Es mag sein, dass es nach plakativen Sprüchen aussieht, die aus dem nächstbesten Bullshit-Bingo stammen. Vielleicht ist es auch so. Allerdings widerspricht jeder Punkt ganz gezielt dem gegenwärtigen Konsens darüber, wie die Welt zu sein hat. In jedem Punkt ist ein anarchistischer Teil enthalten, der es offen lässt, wie die jeweilige Gemeinschaft ihre Angelegenheiten regelt.
So mag eine Gemeinschaft Produktionsmittel verpachten, zuteilen, was auch immer. Kommunismus und Sozialismus sind auch nicht das Gelbe vom Ei, geschweige denn, dass ich wüsste, was jeweils richtig ist. Ich weiss nur, dass wir es seit ein paar tausend Jahren versuchen und bestimmte Konzepte weiterhin wiederholen, obwohl wir wissen könnten, dass es so nicht geht. Die „Indianer“ nannten das wohl ein totes Pferd reiten.

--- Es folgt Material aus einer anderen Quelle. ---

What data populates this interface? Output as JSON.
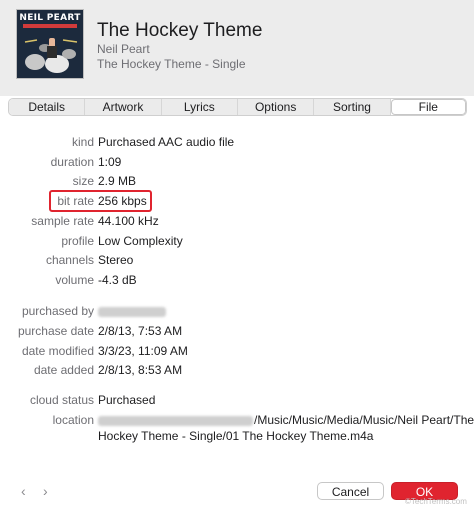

Insofern plädiere ich dafür neue Fehler zu machen und wenn möglich auch daraus zu lernen. Ebenso plädiere ich dafür, dass die Diskussionsteilnehmer kein gutes Haar an mir lassen und diese Utopie fachgerecht zerlegen und auf die Problemstellen aufmerksam machen. Mitlaufen und Hurra schreien halte ich nicht für eine Form der menschlichen Weiterentwicklung. Fehler machen, sie überleben und daraus lernen dagegen schon.
In diesem Sinne: Fröhliches Finger-in-die-Wunde-legen.